United States v. Roeseler

GIERKE, Judge

(concurring in the result):

For the reasons set out in my separate opinion in United States v. Anzalone, 43 MJ 322, 326 (1995), I do not believe that there is a crime of attempted conspiracy. Thus, I would hold that appellant’s plea of guilty to attempted conspiracy was improvident.

In Anzalone, I concluded that the allegation of attempted conspiracy was sufficient to allege a solicitation. In this case, the record is unclear whether PFC Bell solicited appellant to kill the non-existent in-laws or appellant solicited PFC Bell. The record clearly reflects, however, that appellant solicited PVT Armann, the “assassin,” to carry out the actual killing. Since the specification alleges that appellant conspired with both PFC Bell and PVT Armann, I believe that the specification is sufficient to allege that appellant solicited PVT Armann to murder the fictitious in-laws, in violation of Article 134, UCMJ, 10 USC § 934. Accordingly, I would affirm the conviction of attempted conspiracy to commit premeditated murder as a mislabeled solicitation to commit premeditated murder.

While there is a significant difference between the maximum imposable period of confinement for attempted conspiracy to commit premeditated murder (life imprisonment) and solicitation to commit premeditated murder (confinement for 5 years), this circumstance alone does not require a remand for sentence reassessment. Appellant’s conviction for the other two offenses of attempted murder and conspiracy to commit murder each has a maximum sentence of life imprisonment. See paras. 4e and 43e(l), Part IV, Manual for Courts-Martial, United States (2000 ed.).
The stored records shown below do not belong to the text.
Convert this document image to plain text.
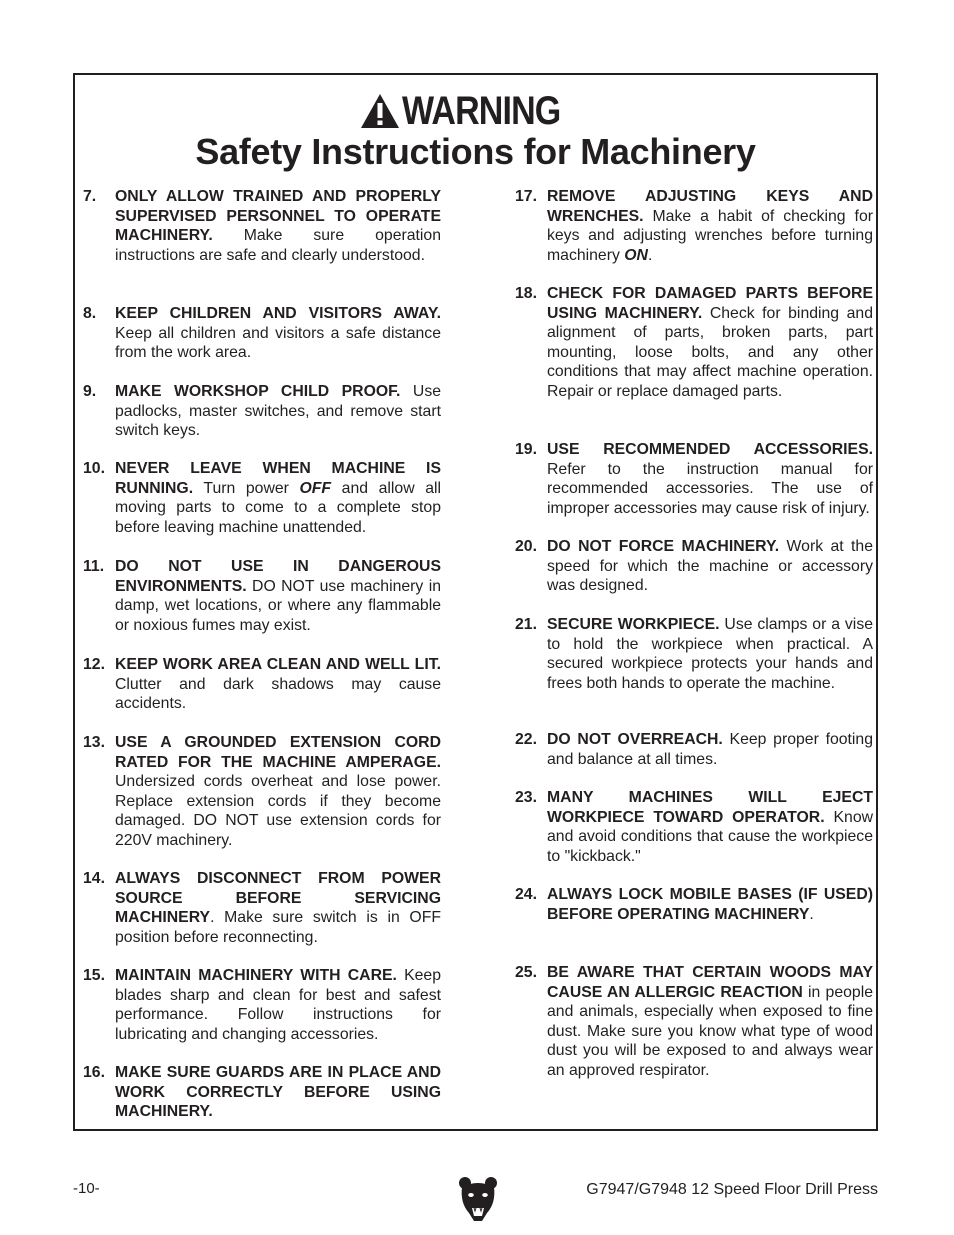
WARNING
Safety Instructions for Machinery
7.	ONLY ALLOW TRAINED AND PROPERLY SUPERVISED PERSONNEL TO OPERATE MACHINERY. Make sure operation instructions are safe and clearly understood.
8.	KEEP CHILDREN AND VISITORS AWAY. Keep all children and visitors a safe distance from the work area.
9.	MAKE WORKSHOP CHILD PROOF. Use padlocks, master switches, and remove start switch keys.
10. NEVER LEAVE WHEN MACHINE IS RUNNING. Turn power OFF and allow all moving parts to come to a complete stop before leaving machine unattended.
11. DO NOT USE IN DANGEROUS ENVIRONMENTS. DO NOT use machinery in damp, wet locations, or where any flammable or noxious fumes may exist.
12. KEEP WORK AREA CLEAN AND WELL LIT. Clutter and dark shadows may cause accidents.
13. USE A GROUNDED EXTENSION CORD RATED FOR THE MACHINE AMPERAGE. Undersized cords overheat and lose power. Replace extension cords if they become damaged. DO NOT use extension cords for 220V machinery.
14. ALWAYS DISCONNECT FROM POWER SOURCE BEFORE SERVICING MACHINERY. Make sure switch is in OFF position before reconnecting.
15. MAINTAIN MACHINERY WITH CARE. Keep blades sharp and clean for best and safest performance. Follow instructions for lubricating and changing accessories.
16. MAKE SURE GUARDS ARE IN PLACE AND WORK CORRECTLY BEFORE USING MACHINERY.
17. REMOVE ADJUSTING KEYS AND WRENCHES. Make a habit of checking for keys and adjusting wrenches before turning machinery ON.
18. CHECK FOR DAMAGED PARTS BEFORE USING MACHINERY. Check for binding and alignment of parts, broken parts, part mounting, loose bolts, and any other conditions that may affect machine operation. Repair or replace damaged parts.
19. USE RECOMMENDED ACCESSORIES. Refer to the instruction manual for recommended accessories. The use of improper accessories may cause risk of injury.
20. DO NOT FORCE MACHINERY. Work at the speed for which the machine or accessory was designed.
21. SECURE WORKPIECE. Use clamps or a vise to hold the workpiece when practical. A secured workpiece protects your hands and frees both hands to operate the machine.
22. DO NOT OVERREACH. Keep proper footing and balance at all times.
23. MANY MACHINES WILL EJECT WORKPIECE TOWARD OPERATOR. Know and avoid conditions that cause the workpiece to "kickback."
24. ALWAYS LOCK MOBILE BASES (IF USED) BEFORE OPERATING MACHINERY.
25. BE AWARE THAT CERTAIN WOODS MAY CAUSE AN ALLERGIC REACTION in people and animals, especially when exposed to fine dust. Make sure you know what type of wood dust you will be exposed to and always wear an approved respirator.
-10-	G7947/G7948 12 Speed Floor Drill Press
Moreover, it was the victim of the attempted murder and conspiracy to commit murder offenses who was actually shot, and of course, there was no physical harm to the fictitious in-laws, the putative victims of the solicitation offense. In this case, it is clear that the military judge sentenced appellant for his actions and not the name of his offenses. I am satisfied beyond a reasonable doubt that the mislabeled solicitation to commit premeditated murder had no impact on the sentencing by the military judge in this case, and the error was harmless. See Loving v. Hart, 47 MJ 438, 447 (1998).